Faster IP Lookups using Controlled Prefix Expansion

V. Srinivasan and George Varghese (WUSTL), 1998

Summary. The authors suggest three techniques that, when applied to existing router lookup algorithms, yield lookup times of 226nsec (about twice as fast as known algorithms) and worst case insert/delete times of 2.5ms.

More detail

The Internet Lookup Problem: Map incoming IP addresses to outgoing interface. Requires more than just a one-to-one mapping because of the millions of IP addresses seen. Instead, the database consists of pairs. This reduces database size AT THE EXPENSE OF requiring a more complex lookup: longest matching prefix. Ex:

USA.* -> Boston, USA.CA.* -> LA
All packets with address USA forwarded to Boston EXCEPT USA.CA packets which are forwarded to LA.
Must match the longest prefix to be correct.

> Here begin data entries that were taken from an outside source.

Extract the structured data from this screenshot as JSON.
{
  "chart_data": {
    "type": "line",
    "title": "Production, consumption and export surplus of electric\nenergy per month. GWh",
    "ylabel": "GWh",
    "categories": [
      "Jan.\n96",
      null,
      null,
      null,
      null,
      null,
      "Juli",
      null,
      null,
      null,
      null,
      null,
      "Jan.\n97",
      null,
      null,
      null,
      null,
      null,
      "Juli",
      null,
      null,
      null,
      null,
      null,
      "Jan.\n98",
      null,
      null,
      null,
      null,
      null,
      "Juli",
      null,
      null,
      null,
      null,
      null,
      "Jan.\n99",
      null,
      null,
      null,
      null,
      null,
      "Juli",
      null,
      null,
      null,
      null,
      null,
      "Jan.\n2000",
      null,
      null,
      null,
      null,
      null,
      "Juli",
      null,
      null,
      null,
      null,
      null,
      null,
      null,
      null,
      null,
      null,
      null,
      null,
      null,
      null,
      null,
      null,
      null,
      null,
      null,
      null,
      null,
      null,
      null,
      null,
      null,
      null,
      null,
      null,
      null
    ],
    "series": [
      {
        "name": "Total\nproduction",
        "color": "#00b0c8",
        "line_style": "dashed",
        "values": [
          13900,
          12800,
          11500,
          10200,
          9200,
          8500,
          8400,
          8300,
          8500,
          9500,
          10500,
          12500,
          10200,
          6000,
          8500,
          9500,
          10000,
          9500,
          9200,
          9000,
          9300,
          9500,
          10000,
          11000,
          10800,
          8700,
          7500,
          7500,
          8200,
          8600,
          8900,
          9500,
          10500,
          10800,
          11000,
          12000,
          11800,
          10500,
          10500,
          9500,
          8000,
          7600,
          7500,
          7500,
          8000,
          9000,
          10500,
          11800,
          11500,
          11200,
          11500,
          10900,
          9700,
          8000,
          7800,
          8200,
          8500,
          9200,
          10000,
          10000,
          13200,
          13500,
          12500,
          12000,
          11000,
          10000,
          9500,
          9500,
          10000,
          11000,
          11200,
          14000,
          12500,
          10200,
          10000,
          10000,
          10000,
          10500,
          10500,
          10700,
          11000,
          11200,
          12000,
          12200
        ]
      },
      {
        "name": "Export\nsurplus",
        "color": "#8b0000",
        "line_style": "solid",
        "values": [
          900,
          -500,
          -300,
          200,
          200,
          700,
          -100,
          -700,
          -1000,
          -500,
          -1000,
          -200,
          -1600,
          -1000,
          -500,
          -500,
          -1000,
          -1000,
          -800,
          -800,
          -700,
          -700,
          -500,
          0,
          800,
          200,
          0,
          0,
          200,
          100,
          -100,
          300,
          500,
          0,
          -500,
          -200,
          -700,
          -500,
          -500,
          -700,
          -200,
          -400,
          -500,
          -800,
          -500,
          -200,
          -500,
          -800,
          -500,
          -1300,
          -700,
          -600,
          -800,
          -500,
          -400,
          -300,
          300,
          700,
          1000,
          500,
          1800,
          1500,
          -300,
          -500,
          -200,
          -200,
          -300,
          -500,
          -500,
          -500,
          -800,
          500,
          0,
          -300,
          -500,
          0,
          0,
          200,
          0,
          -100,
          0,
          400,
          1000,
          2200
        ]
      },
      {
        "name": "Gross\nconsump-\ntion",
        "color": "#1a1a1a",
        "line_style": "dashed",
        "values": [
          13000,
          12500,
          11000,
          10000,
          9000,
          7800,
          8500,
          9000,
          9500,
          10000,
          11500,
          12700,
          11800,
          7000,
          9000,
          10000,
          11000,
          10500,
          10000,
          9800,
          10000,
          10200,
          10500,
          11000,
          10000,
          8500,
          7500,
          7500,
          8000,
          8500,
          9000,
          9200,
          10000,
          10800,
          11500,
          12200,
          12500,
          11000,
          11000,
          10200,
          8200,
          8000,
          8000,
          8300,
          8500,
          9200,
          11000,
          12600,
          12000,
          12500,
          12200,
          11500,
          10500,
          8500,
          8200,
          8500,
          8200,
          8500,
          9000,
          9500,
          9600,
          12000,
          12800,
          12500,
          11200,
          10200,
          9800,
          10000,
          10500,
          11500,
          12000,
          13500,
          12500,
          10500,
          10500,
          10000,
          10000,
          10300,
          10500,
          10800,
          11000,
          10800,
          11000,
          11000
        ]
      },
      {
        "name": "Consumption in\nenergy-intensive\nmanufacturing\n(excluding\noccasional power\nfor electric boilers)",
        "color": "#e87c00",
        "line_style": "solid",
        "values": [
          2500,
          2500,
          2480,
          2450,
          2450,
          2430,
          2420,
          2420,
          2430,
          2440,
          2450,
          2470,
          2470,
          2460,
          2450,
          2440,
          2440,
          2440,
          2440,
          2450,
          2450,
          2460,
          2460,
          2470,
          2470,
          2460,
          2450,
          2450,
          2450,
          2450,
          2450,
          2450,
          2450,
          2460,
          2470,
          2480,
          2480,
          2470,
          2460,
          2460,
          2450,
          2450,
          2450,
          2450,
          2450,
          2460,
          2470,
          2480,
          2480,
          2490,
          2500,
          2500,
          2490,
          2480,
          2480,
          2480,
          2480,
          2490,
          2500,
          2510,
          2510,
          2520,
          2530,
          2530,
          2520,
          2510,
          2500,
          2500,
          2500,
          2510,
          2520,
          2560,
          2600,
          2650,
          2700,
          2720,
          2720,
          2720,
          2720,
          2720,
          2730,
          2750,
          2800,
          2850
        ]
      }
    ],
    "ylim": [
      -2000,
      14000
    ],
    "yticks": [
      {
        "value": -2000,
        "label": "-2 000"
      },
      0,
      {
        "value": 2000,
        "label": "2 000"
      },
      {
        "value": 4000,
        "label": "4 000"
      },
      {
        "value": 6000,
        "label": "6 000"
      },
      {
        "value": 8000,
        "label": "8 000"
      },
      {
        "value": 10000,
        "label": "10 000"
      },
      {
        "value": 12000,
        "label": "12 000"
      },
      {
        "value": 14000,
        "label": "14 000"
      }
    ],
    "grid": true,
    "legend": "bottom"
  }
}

Performance Model. Routing Environment: use four publicly available databases for comparisons. Implementation Model: Software: 300MHz Pentium II, NT, 512Kb L2, cache line 32 bytes. Hardware: cheap forwarding engine at a clock rate of 10 nsec (?). They map their analyses onto these models to get average and worst case lookup/insert/delete times for their lookup algorithms.

Techniques:

Controlled Prefix Expansion. Reduce the number of prefix lengths by expanding shorter prefixes to longer. By comparing more bits at a time, reduce the height of the trie/tree. This reduces the number of memory optimizations. Clearly one wants to make this small; from the paper it appears that the number of prefix lengths is chosen by targeting a certain forwarding rate/lookup time.
Picking Optimal Expansion Levels. Clearly want to make the number of prefix lengths small, but what lengths should be chosen? The goal here is to minimize the amount of memory required for the data structure.
Local Restructuring.
- Leaf pushing. Make internal nodes pointers only, data at leaves. This saves storage since internal nodes only need pointers. Cost: potentially slow rebuild on insert/delete.
- Cache alignment. Use (1) packed arrays and (2) semi-perfect hashing: settle for hash functions that have no more than 6 collisions per entry because 6 will fit in a cache line in model environment.

Miscellaneous points:

Increasing trie stride (#bits compared per READ) decreases the number of READS. Ex, 1-bit strides can require 32 READS.
Measure of lookup algorithm often in DRAM lookups since this is the bottleneck. Attempt to get the data structure into cache and perform cache alignment. Lots of interesting, known techniques touched upon.
insert/delete important because IPMA reports that the number of routing prefixes announced and withdrawn by BGP in a single day was ~1.8M -> 25/sec.
of the 1.8M above, 47k were route changes (not insertions/deletions), so route changing somewhat important. If you do the numbers, I don't see what the big point is, though.
Binary search on prefix levels (previous work): Perform a binary search through hash tables. Ex: hash key, if hash value found at root hash tree, done. Otherwise, will find a marker pointing to next level to hash on. This was not explained well at all.

Criticisms.

Presentation needs work. Many key concepts are vague (binary search on prefix lengths). Needed a picture of fixed-stride trie and variable-stride trie (not clear if variance in horizontal or vertical axis). Background work not explained (Patricia tries).